At the time the Theocharakis family suggested Nissan set up an assembly plant in Greece, the Japanese automaker had 48 factories around the world, most of which were subsidiaries and a few that were independent. In addition, the Greek market was small, but the Theocharakis family’s bid offered Nissan the opportunity to secure its share of the broader European market, particularly in light of impending EU restrictions.
In January 1979, factory facilities were set up in the Volos industrial park, where the Renault-Peugeot automobile plant was originally planned to be built. The choice of Volos to build the assembly plant was not accidental, as the city offered a number of advantages: it was an important port, which allowed components to be imported from Japan, while at the same time being connected by national road and railway.
The plot area is 264 acres, of which the factory occupies 16,500 square meters. The facilities have been expanded gradually and the total area of covered production areas has reached 35,000 square meters.
Assembly began in February 1980 with the one-ton Datsun Pick Up 1600 light truck, and the Datsun Cherry passenger car soon followed. In the first year of operation, 4,685 cars were assembled.
TEOKAR’s facilities have been constantly improved, applying the latest Japanese technology and production methods, while in 1986 the electric welding of body parts was automated. Then, in the early 1990s, an automated system was implemented.
In 1981, TEKOM was established, whose facilities were erected alongside those of TEOKAR. The new factory manufactured seats as well as metal parts for pickup trucks for light trucks. Then in 1983, businessmen bought Kiihler, which made refrigerators. In high season, the three factories in Volos employed 660 people.

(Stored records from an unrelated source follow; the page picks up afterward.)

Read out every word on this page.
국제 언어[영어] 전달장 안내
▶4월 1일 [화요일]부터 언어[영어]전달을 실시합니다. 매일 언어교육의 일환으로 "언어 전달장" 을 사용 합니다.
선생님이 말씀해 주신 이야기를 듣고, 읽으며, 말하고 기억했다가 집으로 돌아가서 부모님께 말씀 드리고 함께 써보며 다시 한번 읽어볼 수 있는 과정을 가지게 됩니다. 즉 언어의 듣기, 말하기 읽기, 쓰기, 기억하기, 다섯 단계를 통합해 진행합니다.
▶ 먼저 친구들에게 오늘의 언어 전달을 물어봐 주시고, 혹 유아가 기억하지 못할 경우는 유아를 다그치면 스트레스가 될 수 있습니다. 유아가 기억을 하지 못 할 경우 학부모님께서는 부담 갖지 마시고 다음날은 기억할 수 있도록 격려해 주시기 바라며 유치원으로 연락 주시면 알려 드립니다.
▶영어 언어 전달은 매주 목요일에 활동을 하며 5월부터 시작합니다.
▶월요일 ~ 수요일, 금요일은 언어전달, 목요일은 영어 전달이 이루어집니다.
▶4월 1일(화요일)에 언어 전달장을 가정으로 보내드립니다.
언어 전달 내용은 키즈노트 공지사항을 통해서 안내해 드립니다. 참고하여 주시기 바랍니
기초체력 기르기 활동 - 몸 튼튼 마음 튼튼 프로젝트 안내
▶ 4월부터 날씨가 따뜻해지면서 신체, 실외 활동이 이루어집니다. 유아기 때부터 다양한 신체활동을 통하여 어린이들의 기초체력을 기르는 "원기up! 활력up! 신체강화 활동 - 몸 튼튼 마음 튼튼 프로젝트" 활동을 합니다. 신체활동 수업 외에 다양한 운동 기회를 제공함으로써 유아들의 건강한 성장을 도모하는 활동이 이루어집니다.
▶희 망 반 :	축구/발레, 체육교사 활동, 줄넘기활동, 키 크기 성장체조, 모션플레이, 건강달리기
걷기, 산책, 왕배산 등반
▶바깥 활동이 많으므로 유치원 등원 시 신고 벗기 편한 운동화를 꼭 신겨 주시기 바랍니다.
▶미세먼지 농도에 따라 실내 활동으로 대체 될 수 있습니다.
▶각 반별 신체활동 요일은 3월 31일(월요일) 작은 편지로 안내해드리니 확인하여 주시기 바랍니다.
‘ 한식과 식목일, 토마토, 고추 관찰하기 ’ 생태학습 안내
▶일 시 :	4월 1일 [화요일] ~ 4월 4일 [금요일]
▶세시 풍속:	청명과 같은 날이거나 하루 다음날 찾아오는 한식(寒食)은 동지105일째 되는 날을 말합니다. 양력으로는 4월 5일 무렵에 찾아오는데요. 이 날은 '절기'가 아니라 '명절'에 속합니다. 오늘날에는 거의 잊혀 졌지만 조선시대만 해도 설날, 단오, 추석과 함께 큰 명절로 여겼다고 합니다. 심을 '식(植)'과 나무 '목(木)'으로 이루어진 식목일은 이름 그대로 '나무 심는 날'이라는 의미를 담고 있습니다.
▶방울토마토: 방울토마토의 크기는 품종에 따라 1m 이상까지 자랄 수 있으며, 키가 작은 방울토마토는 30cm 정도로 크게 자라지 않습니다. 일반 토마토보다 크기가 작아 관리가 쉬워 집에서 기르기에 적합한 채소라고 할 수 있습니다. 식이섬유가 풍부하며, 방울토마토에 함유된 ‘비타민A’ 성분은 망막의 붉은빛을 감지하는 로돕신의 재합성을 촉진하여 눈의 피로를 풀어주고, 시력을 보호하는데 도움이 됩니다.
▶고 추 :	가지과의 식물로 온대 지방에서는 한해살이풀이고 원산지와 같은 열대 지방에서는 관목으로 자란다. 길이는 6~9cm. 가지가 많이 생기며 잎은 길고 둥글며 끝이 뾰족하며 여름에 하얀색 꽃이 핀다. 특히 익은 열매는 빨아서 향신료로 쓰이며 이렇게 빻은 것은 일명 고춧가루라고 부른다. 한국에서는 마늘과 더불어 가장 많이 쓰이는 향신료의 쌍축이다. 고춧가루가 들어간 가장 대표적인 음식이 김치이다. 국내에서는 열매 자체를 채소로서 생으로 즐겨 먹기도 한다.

In the following years, production ranged between 10,000 and 11,000 units per year. By the early 1980s, production was the highest in the country and accounted for nearly half of the domestic auto industry’s output. During the 15 years of TEOKAR unit operation, a total of about 170,000 units were assembled, while the most popular vehicles were the Sunny and the simple Pick Up.
proposal for a larger plant and … Britain
In 1990, TEKOM was ranked among the 50 most profitable industries in the Greek economy. In addition, TEOKAR, in the estimation of Nissan Japan, ranked first among all assembly plants operating worldwide under the Nissan name, and was the model.
Indeed, in the early 1980s, Nissan made an official proposal to the Theocharakis family to jointly create a larger assembly plant. However, Greek legislation discouraged the Japanese automaker, which partnered with Great Britain and established a large factory in Sunderland.
“Clouds” and the end
However, despite the successful course of these production projects, there was no shortage of problems. At the beginning of the 1990s, no other plant with a body similar to TEOKAR was operating in Europe anymore, because in order to be viable it had to produce at least 200,000 vehicles per year, a quantity in reality that was not achievable.
In Greece, the cost of producing cars was high. In addition, the company addressed the limited Greek market, not receiving or issuing important government orders.
The business was also affected by the unstable government policy regarding industrial production and automobile consumption. For example, in 1991-1992 the country enacted legislation regarding recalls of old cars, but without warning, which did not allow TEOKAR to plan its production to meet the increase in demand, thus losing a large share of the market.
In the following years, there was a recession in the car market, and the company found itself with stocks that it was unable to market. At the same time, a change in excise tax rates in 1993 shifted the Greek consumer to cars of larger or smaller displacement. All this gradually led to the factory’s withering and final cessation of operations in 1995.